While restlessly waiting for the live samba group to set up on stage, our waiter began to rattle off the daily specials and beer choices. Even though it would have been ideal to ponder about the many beer choices and make my first Brazilian beer experience a good one, my overheated body and shriveled up taste buds could have cared less. I wanted the coldest and cheapest beer! I ordered a litro of Skol and excitedly awaited the arrival of my giant, sweating bottle of refreshing goodness. Before I could wrap my greedy hands around the 40 ounce bottle, Sarah (American but Brazilian at heart Fulbrighter) swooped up the bottle and began distributing it in tiny plastic cups. Wait hold up girl…..ok maybe it didn’t come out like that, but I was going ghetto on this girl in my head. When I inquired about the sharing of my beer she looked at me like I was the crazy one. “It’s what we do here” was her response. She went on to explain that when you drink in a social setting, each person buys a beer on their ticket (another ridiculous Brazilian thing that I will address later) and shares it with everyone. Well that’s stupid–This is where the culture shock set in. I like to stay on a budget. I am fine with substituting quality for quantity (especially when it comes to drinking), and I am not the quickest of drinkers. In that moment I felt like I was forced to chug my beers in order to get what I paid for.

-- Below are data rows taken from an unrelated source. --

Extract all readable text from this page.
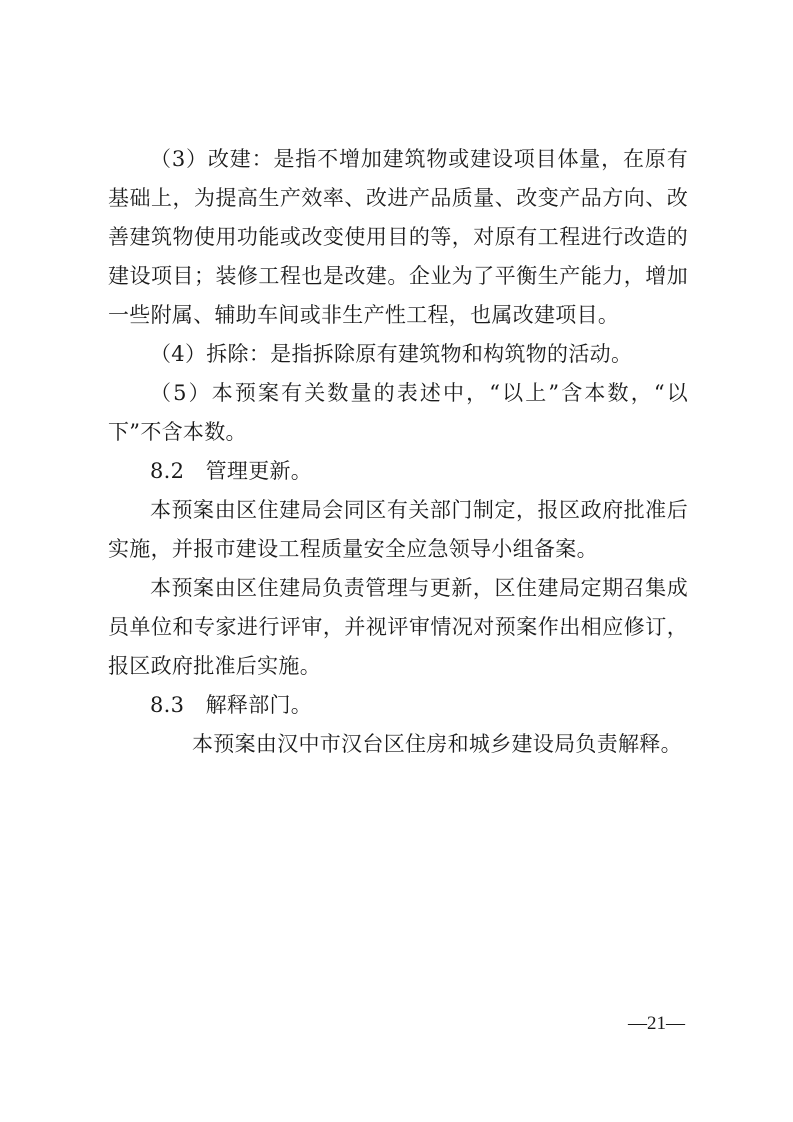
（3）改建：是指不增加建筑物或建设项目体量，在原有基础上，为提高生产效率、改进产品质量、改变产品方向、改善建筑物使用功能或改变使用目的等，对原有工程进行改造的建设项目；装修工程也是改建。企业为了平衡生产能力，增加一些附属、辅助车间或非生产性工程，也属改建项目。

（4）拆除：是指拆除原有建筑物和构筑物的活动。

（5）本预案有关数量的表述中，“以上”含本数，“以下”不含本数。

8.2　管理更新。

本预案由区住建局会同区有关部门制定，报区政府批准后实施，并报市建设工程质量安全应急领导小组备案。

本预案由区住建局负责管理与更新，区住建局定期召集成员单位和专家进行评审，并视评审情况对预案作出相应修订，报区政府批准后实施。

8.3　解释部门。

本预案由汉中市汉台区住房和城乡建设局负责解释。

—21—
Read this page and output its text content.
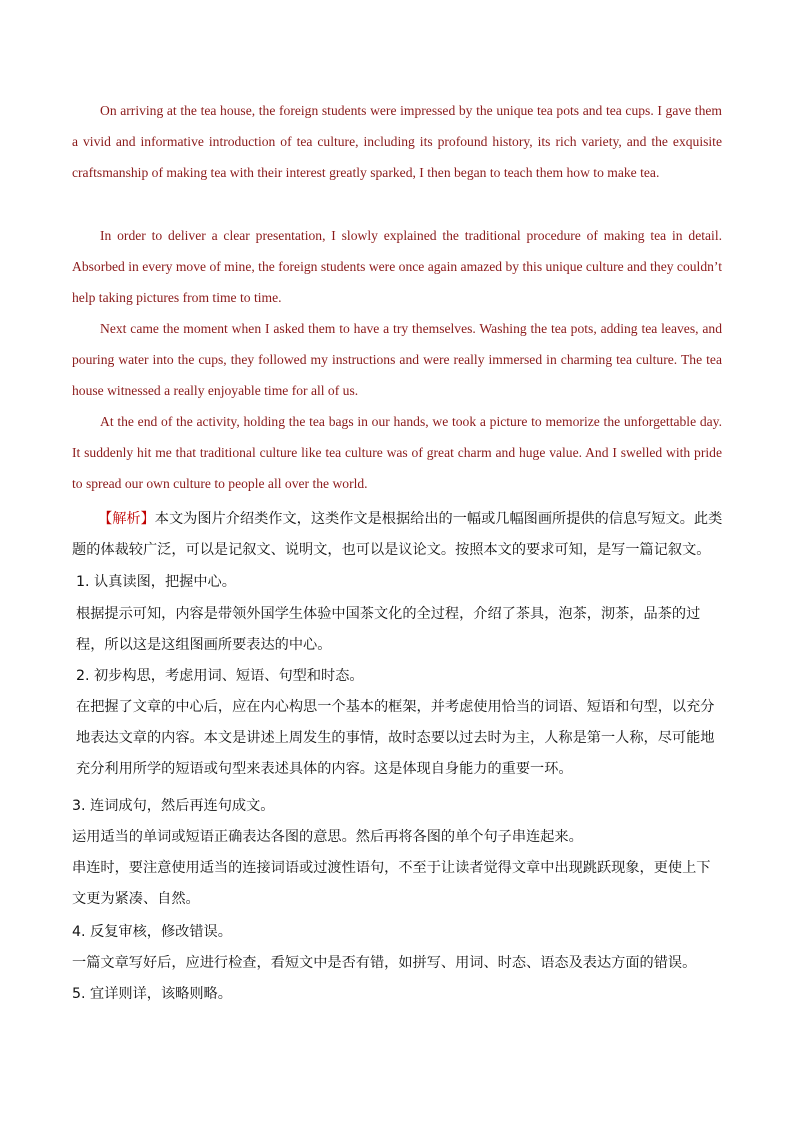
On arriving at the tea house, the foreign students were impressed by the unique tea pots and tea cups. I gave them a vivid and informative introduction of tea culture, including its profound history, its rich variety, and the exquisite craftsmanship of making tea with their interest greatly sparked, I then began to teach them how to make tea.

In order to deliver a clear presentation, I slowly explained the traditional procedure of making tea in detail. Absorbed in every move of mine, the foreign students were once again amazed by this unique culture and they couldn’t help taking pictures from time to time.

Next came the moment when I asked them to have a try themselves. Washing the tea pots, adding tea leaves, and pouring water into the cups, they followed my instructions and were really immersed in charming tea culture. The tea house witnessed a really enjoyable time for all of us.

At the end of the activity, holding the tea bags in our hands, we took a picture to memorize the unforgettable day. It suddenly hit me that traditional culture like tea culture was of great charm and huge value. And I swelled with pride to spread our own culture to people all over the world.

【解析】本文为图片介绍类作文，这类作文是根据给出的一幅或几幅图画所提供的信息写短文。此类题的体裁较广泛，可以是记叙文、说明文，也可以是议论文。按照本文的要求可知，是写一篇记叙文。

1. 认真读图，把握中心。

根据提示可知，内容是带领外国学生体验中国茶文化的全过程，介绍了茶具，泡茶，沏茶，品茶的过程，所以这是这组图画所要表达的中心。

2. 初步构思，考虑用词、短语、句型和时态。

在把握了文章的中心后，应在内心构思一个基本的框架，并考虑使用恰当的词语、短语和句型，以充分地表达文章的内容。本文是讲述上周发生的事情，故时态要以过去时为主，人称是第一人称，尽可能地充分利用所学的短语或句型来表述具体的内容。这是体现自身能力的重要一环。

3. 连词成句，然后再连句成文。

运用适当的单词或短语正确表达各图的意思。然后再将各图的单个句子串连起来。

串连时，要注意使用适当的连接词语或过渡性语句，不至于让读者觉得文章中出现跳跃现象，更使上下文更为紧凑、自然。

4. 反复审核，修改错误。

一篇文章写好后，应进行检查，看短文中是否有错，如拼写、用词、时态、语态及表达方面的错误。

5. 宜详则详，该略则略。
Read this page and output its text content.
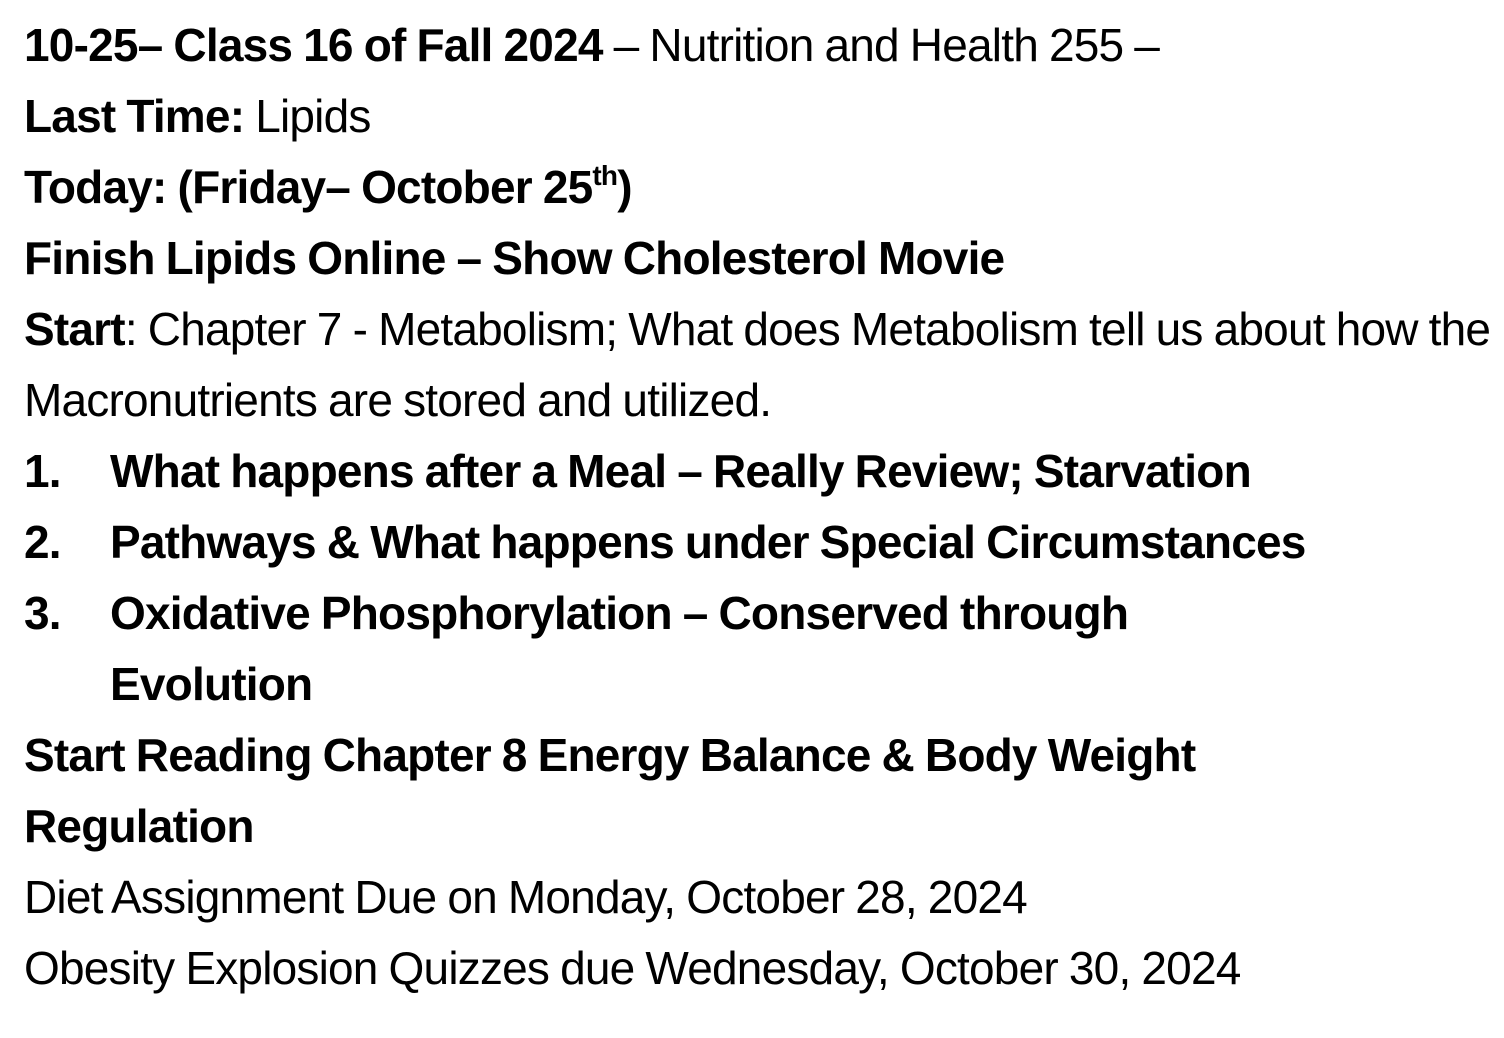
10-25– Class 16 of Fall 2024 – Nutrition and Health 255 –
Last Time: Lipids
Today: (Friday– October 25th)
Finish Lipids Online – Show Cholesterol Movie
Start: Chapter 7 - Metabolism; What does Metabolism tell us about how the Macronutrients are stored and utilized.
1.	What happens after a Meal – Really Review; Starvation
2.	Pathways & What happens under Special Circumstances
3.	Oxidative Phosphorylation – Conserved through Evolution
Start Reading Chapter 8 Energy Balance & Body Weight Regulation
Diet Assignment Due on Monday, October 28, 2024
Obesity Explosion Quizzes due Wednesday, October 30, 2024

At my first official party in Ilheus I encountered the Cup once again. It had been a long day, and like the samba club, I was ready to get my drink on. As usual, I went over to the cooler and helped myself to a can of Skol. After a few minutes socializing with the infamous LEA students, Kali (Brazilian who acts more like an American Machista surfer dude) just looked at Sarah and I and chuckled. “You guys are so American with your cans”. As I looked around, I noticed that everyone had those same, stupid plastic cups. WTF mate?!? Kali went on to explain that when you drink from a can instead of sharing and using a cup you are setting yourself apart from the community. He also addressed the issue of Americans being so individualistic–I quickly scanned the group and realized that he made a good point. I stand out enough as an American, so holding a can when everyone else has a cup makes me look even more “different” and somewhat selfish. However, I also noticed the amount of discarded cups and cans scattered across the yard and decided that would be my excuse as to why it is perfectly fine for me to drink out of the can–less trash! Considering Brazil has taken many steps in order to clean up their environment and lessen “plastic pollution”, I thought my point was quite valid. Nevertheless, I accepted the fact that the Cup would now be part of my weekend routine and unconsciously let the anomie stage being its process.
Since drinking in a social setting is a daily occurrence here, I was provided with several opportunities to practice my “cup use”. Two days ago was the first time I realized that I had moved on to the adaptation stage of my assimilation process. At this party I was offered some beer (which was generously poured into my cup) and then the foreigner next to me was offered some as well. Without thinking, she grabbed the can, said thank you and began to slip the beer. The Brazilian and I exchanged surprised glances….wow that chic is weird….wait that was me 3 weeks ago. So there you have it, my moment of glory! After resisting and judging I was finally thinking like a Brazilian, and it was a natural response. I had adapted and become a part of this secret Brazilian community. Even though I stand my ground on less pollution, I can proudly say that I am an avid plastic cup user and do so without thinking twice.